The Black Door
Grinnel’s wardrobe resembled her room, lacking a girl’s typical verve and frivolity. Yet, remembering the corpse in the small, disheveled bedroom, she must have been desirable, even beautiful.
    I turned to Simcich.
    “Anything new?”
    He shrugged. “If there is, you probably know more about it than I do. I been sitting right here for the past two, three hours.”
    I glanced around at the room’s polished surfaces.
    “Has the place been fingerprinted yet?”
    He shook his head.
    I looked again at the desk, the dresser, and bookcase. Then I realized what I was hoping to find: photographs of the girl’s parents, her friends and her schoolmates.
    “Nothing’s been disturbed?” I asked. “How about the pictures?”
    Simcich sighed. “Nothing’s been touched. I promise you.”
    “Isn’t anyone coming here to look the place over?”
    “They’ve been.” Simcich’s voice became faintly plaintive. Obviously, he was anxious to return to his book. “Bancroft and I came out first thing, about nine o’clock. We looked around. I, being a Detective Third Grade, got stuck.”
    “Why didn’t you just leave the door sealed? I see it’s been broken.”

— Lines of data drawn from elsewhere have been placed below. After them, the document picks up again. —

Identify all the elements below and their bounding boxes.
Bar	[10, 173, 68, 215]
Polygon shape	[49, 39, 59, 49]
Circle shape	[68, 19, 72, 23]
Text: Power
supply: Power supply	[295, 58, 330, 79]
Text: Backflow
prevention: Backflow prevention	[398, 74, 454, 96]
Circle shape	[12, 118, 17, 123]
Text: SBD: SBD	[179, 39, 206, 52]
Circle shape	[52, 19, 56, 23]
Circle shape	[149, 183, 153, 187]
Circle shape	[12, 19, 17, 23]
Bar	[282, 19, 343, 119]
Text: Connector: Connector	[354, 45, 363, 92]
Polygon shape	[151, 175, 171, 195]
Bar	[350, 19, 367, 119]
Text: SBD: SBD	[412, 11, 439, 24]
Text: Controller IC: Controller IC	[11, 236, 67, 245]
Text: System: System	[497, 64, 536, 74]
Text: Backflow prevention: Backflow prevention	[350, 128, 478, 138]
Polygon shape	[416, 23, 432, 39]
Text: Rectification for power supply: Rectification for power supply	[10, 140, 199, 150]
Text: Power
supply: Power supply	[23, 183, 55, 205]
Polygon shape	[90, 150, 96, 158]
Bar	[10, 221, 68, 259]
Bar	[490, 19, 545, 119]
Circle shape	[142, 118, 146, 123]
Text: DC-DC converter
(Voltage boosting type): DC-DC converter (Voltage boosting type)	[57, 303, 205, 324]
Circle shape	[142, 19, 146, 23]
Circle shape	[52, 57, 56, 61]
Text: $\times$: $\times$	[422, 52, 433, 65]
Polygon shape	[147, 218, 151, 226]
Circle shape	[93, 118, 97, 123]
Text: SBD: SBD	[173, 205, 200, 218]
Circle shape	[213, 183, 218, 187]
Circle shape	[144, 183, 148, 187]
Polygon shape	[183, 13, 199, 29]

    Again he sighed, and now closed his book and laid it aside, pointedly. “We sealed it and started to leave. Then it occurred to Bancroft that the members of the press would be out here in bunches. We decided to leave me here. As an accommodation, you might say.” He spread his arms, to encompass the bleak, empty room. “So here I am. At your—”
    A knock sounded on the door. Simcich rose, crossed the small room in four strides, and opened the door. The members of KPAX’s television team stood outside. As they came into the room, nodding to me, I thanked Simcich and left. I walked down the hallway, gazing at the double row of closed, cloistered doors. Did I dare to knock at one? I paused, stood in the middle of the hallway, and thought about it. Then, suddenly impatient with my own timidity, I turned on my heel and rapped smartly on the second door down from Roberta Grinnel’s, on the same side of the corridor.
    “Who is it?” came a girl’s voice.
    “It’s, ah, Stephen Drake. From the Sentinel. May I talk to you?”
    “Just a minute, please.” I heard a drawer bang shut, and a door close. Footsteps were approaching, and the hallway door opened. A short, dumpy brunette wearing a sweat shirt, blue jeans, and horn-rimmed glasses stood coolly regarding me.
    “Are you a reporter?” she asked.
    “Yes. I’m looking for some, ah, background material on Roberta Grinnel. Did you know her?”
    For a moment she didn’t reply, but continued to look at me with her impersonal, disconcerting stare.
    “Yes. I knew her. As well as anyone, anyhow.”
    I looked past her, into the room. Then I glanced up and down the hallway. I thought I heard a furtively closed door and a giggle unsuccessfully stifled.
    “Look,” I said, moving a half step toward her. “I’m not used to standing in the hallway of girls’ dormitories. May I please come in?”
    She smiled, but humorlessly, as if she were pleased to find me flustered. Then she stepped back.
    “All right,” she said gracelessly. “But it’s already noon. I have a one o’clock, and I haven’t eaten yet.” She closed the door, motioned me to an armchair, and sat on the bed. With a no-nonsense air, she turned to face me. And waited.
    I took out my notebook. “It’ll just take a minute, Miss … ?”
    “The name is Stephenson,” she abruptly replied. “Betty Stephenson. But—” She pointed to the notebook. “If I were you, I wouldn’t use the name. Not without checking with my father.” She said it as if no further identification of her father was necessary. Somehow, the assumption irritated me.
    “Who is your father, may I ask?” I chilled my tone to match her own.
    “He’s board chairman of Waterford Steel.”
    “Oh.” I closed the notebook, deciding that I’d get nowhere antagonizing her. “Yes.